As The Gazette reported this week, Manitou shops that wouldn’t have to collect the tax also fear its ripple effects. Antique shop owner Tim David said he was concerned that the tax could reduce tourist traffic in his store, noting, “It’s been very, very rough this season.”
Even Manitou council members who voted to place the measure on the ballot seem to acknowledge its likely impact on the city’s small-business attractions. But the council is claiming it must address a $4 million budget shortfall due to falling marijuana sales tax revenue.
Which makes the proposed tax hike even more irresponsible. The council only has itself to blame for its knee-jerk response to plummeting revenue.
Notoriously unreliable tax proceeds from Colorado’s pot shops has been in decline statewide for a couple of years. Manitou’s council should have seen the writing on the wall when neighboring Colorado Springs voted to allow retail sales of recreational marijuana.

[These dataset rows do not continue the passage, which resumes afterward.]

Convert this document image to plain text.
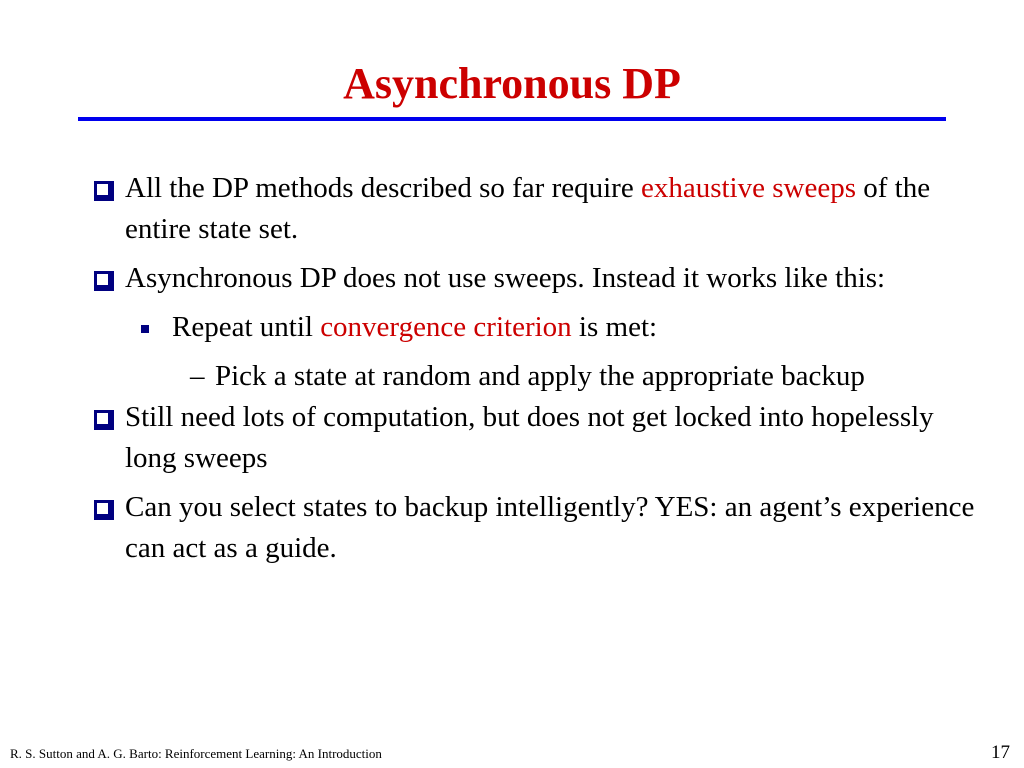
Asynchronous DP
All the DP methods described so far require exhaustive sweeps of the entire state set.
Asynchronous DP does not use sweeps. Instead it works like this:
Repeat until convergence criterion is met:
– Pick a state at random and apply the appropriate backup
Still need lots of computation, but does not get locked into hopelessly long sweeps
Can you select states to backup intelligently? YES: an agent’s experience can act as a guide.
R. S. Sutton and A. G. Barto: Reinforcement Learning: An Introduction	17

In other words, it’s another example of a city government that ignored warning signs and failed to buckle down on its budget. Why didn’t Manitou City Hall adjust to changing conditions by cutting expenses — the way any household has to in a financial pinch?
Instead, it aims to balance its overspent budget on the backs of its small-business owners — whose venerable visitor attractions in some cases already operate on a shoestring, yet help drive the local tourism economy.
2A’s tax hike never should have been considered an option. If council members hadn’t shut out the public in the first place, they might have learned as much — and saved voters the trouble.